Khalil Mrini, Franck Dernoncourt, Quan Tran, Trung Bui, Walter Chang, Ndapa Nakashole
Attention mechanisms have improved the performance of NLP tasks while allowing models to remain explainable. Self-attention is currently widely used, however interpretability is difficult due to the numerous attention distributions. Recent work has shown that model representations can benefit from label-specific information, while facilitating interpretation of predictions. We introduce the Label Attention Layer: a new form of self-attention where attention heads represent labels. We test our novel layer by running constituency and dependency parsing experiments and show our new model obtains new state-of-the-art results for both tasks on both the Penn Treebank (PTB) and Chinese Treebank. Additionally, our model requires fewer self-attention layers compared to existing work.
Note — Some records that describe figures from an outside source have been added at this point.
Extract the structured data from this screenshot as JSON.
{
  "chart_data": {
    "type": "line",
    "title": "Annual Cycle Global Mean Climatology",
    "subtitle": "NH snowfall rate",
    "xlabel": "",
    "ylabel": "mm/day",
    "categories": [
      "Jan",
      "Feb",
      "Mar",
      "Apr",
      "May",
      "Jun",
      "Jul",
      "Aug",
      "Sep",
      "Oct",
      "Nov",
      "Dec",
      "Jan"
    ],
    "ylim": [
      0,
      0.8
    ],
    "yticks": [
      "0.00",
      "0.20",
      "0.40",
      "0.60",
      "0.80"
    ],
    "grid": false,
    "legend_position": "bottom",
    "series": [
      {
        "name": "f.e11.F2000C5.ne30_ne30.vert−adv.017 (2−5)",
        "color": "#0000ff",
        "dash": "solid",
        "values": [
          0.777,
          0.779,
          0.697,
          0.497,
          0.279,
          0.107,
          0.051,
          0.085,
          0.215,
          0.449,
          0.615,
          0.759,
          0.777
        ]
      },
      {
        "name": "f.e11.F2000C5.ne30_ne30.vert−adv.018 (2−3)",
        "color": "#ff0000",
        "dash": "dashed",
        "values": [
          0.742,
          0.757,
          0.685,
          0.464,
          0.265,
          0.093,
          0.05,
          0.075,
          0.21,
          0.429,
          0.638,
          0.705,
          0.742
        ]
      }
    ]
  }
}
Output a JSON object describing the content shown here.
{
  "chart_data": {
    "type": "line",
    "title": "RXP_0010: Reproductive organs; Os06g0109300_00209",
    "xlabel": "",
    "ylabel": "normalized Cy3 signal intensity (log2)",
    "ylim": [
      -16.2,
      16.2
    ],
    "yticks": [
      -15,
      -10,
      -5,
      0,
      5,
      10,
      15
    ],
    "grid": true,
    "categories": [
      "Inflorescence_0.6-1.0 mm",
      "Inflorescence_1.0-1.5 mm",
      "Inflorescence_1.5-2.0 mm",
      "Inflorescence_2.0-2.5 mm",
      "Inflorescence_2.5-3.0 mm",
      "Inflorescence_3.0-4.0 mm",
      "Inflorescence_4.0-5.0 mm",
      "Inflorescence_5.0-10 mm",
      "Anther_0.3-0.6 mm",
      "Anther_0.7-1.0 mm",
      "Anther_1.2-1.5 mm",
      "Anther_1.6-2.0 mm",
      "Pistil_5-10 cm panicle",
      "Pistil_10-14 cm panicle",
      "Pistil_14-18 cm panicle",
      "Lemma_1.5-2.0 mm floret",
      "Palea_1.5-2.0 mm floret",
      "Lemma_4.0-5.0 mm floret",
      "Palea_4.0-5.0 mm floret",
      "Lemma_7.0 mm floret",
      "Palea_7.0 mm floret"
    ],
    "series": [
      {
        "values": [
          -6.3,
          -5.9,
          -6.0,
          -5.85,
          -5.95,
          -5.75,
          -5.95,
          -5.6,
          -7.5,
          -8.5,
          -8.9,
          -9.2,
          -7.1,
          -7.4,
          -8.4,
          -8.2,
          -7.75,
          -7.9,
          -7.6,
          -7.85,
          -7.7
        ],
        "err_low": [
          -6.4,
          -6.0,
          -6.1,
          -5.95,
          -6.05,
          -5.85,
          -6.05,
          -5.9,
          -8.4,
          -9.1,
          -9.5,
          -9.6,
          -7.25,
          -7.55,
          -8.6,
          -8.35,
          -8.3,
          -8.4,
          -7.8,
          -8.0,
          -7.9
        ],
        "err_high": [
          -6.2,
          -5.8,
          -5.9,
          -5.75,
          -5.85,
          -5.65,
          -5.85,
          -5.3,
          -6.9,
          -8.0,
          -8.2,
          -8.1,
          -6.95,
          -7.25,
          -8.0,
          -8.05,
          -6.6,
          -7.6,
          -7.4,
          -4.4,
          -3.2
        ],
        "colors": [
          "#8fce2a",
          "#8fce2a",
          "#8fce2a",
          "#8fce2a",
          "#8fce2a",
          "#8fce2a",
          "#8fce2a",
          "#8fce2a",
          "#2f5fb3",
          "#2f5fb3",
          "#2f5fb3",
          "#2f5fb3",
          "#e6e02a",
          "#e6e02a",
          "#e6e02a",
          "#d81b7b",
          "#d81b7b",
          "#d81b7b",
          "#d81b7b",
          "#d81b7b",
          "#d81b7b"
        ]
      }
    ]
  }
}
Finally, we find that the Label Attention heads learn relations between syntactic categories and show pathways to analyze errors.
| Task | Dataset | Metric | Value | Model |
|---|---|---|---|---|
| Dependency Parsing | Penn Treebank | LAS | 96.26 | Label Attention Layer + HPSG + XLNet |
| Dependency Parsing | Penn Treebank | POS | 97.3 | Label Attention Layer + HPSG + XLNet |
| Dependency Parsing | Penn Treebank | UAS | 97.42 | Label Attention Layer + HPSG + XLNet |
| Constituency Parsing | Penn Treebank | F1 score | 96.38 | Label Attention Layer + HPSG + XLNet |